Including all stakeholders at the table will enhance the Committee’s discussions and deliberations. Each group of stakeholders brings different and valuable perspectives, and it is important that all perspectives are able to have a voice and be heard as part of the Committee. The IOM Roundtable recognized this principle and stated, “The determination of the priorities to pursue is a policy exercise in which all relevant stakeholders have a right to engage and to which they can add value.”1 Therefore, stakeholders should be afforded the opportunity to serve on the Committee as well as provide meaningful input into all steps along the study process, including the identification of priority areas to research, study design and research methods, and dissemination of results. Having all stakeholders at the table with full disclosure of potential conflicts of interest is a good way to manage potential biases and conflict of interest. Disclosure and broad representation are critical to ensure a balanced end product.

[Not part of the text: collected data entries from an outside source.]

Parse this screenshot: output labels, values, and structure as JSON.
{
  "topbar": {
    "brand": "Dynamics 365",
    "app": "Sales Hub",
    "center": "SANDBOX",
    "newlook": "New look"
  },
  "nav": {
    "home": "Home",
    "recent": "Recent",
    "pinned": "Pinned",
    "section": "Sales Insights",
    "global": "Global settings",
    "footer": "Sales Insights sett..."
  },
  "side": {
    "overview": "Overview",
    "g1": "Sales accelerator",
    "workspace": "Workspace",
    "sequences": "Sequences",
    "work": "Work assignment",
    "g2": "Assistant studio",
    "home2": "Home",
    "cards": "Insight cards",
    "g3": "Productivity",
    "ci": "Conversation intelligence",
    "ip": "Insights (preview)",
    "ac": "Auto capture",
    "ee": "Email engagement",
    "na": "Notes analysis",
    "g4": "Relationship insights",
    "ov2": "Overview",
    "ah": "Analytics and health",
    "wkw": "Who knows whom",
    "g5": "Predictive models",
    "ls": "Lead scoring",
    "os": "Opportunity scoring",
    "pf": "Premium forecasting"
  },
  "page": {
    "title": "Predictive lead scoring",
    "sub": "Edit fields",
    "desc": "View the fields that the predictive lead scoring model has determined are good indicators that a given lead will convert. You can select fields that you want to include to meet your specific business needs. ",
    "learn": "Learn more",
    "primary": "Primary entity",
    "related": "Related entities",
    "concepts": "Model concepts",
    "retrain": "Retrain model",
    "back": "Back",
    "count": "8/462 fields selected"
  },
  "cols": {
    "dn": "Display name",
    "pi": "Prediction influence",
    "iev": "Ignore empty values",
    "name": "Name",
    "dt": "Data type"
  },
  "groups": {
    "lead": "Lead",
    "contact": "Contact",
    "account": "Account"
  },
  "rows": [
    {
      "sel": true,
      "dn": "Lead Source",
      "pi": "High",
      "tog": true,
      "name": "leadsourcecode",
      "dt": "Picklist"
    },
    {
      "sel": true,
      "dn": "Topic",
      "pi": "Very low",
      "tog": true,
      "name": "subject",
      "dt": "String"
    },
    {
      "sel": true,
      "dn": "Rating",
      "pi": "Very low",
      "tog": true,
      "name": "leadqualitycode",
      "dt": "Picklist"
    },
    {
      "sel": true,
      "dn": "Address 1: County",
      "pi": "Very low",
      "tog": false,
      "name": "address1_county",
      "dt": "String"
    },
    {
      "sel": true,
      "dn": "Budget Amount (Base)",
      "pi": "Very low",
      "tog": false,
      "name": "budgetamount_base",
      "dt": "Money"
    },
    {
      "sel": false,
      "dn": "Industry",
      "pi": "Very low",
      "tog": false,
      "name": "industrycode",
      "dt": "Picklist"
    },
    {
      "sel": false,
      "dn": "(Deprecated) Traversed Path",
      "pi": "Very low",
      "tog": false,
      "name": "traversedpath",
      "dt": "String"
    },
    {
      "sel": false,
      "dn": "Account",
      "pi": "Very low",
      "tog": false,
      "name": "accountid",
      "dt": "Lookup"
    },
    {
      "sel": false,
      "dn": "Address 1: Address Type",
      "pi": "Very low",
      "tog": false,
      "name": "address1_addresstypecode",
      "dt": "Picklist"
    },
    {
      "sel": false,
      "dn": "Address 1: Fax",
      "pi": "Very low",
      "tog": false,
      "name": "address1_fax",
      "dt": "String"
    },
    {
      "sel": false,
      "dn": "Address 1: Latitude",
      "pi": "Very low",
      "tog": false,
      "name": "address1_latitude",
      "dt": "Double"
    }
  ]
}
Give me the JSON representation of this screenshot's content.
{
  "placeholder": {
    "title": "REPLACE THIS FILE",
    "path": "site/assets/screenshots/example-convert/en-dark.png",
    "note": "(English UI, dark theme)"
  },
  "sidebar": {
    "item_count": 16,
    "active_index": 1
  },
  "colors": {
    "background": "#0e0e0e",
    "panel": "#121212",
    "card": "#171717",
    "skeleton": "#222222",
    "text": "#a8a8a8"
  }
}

Additionally, BIO urges the Federal Coordinating Council to establish a uniform process for all federal activities related to CER. By undertaking this step, the coordination and transparency of these efforts will be improved. For example, the National Institutes of Health issued a significant number of research areas for Challenge Grants related to CER. However, this was undertaken in a process with seemingly little, if any, coordination from the Agency for Healthcare Research and Quality or the Department of Health and Human Services and with no public input on the potential areas for research. BIO believes that the NIH should establish a process that is similar to AHRQ’s process which allows for meaningful public input and participation.

Comparative Effectiveness Research Infrastructure Needs

As previously discussed in the methodologies section of these comments, critical to the success of comparative effectiveness research is the need to better understand which methodologies and research modalities will lead to the most robust results. The Federal Coordinating Council should dedicate a significant portion of its funding to evaluating methodologies to produce the best data. Given the funding that has been made available elsewhere in the Department of Health and Human Services’ budget for health IT, BIO urges the FCC to focus on ways to link the various databases within its operating agencies as well as to those systems that will be utilized by providers under the health IT initiatives. By electronically coordinating these data, the value of CER will be realized by informing practitioner’s clinical decision making.

* * * BIO appreciates the Federal Coordinating Council’s thoughtful consideration of our comments and looks forward to continuing to work with this body in the implementation of comparative effectiveness research in the federal health-related programs.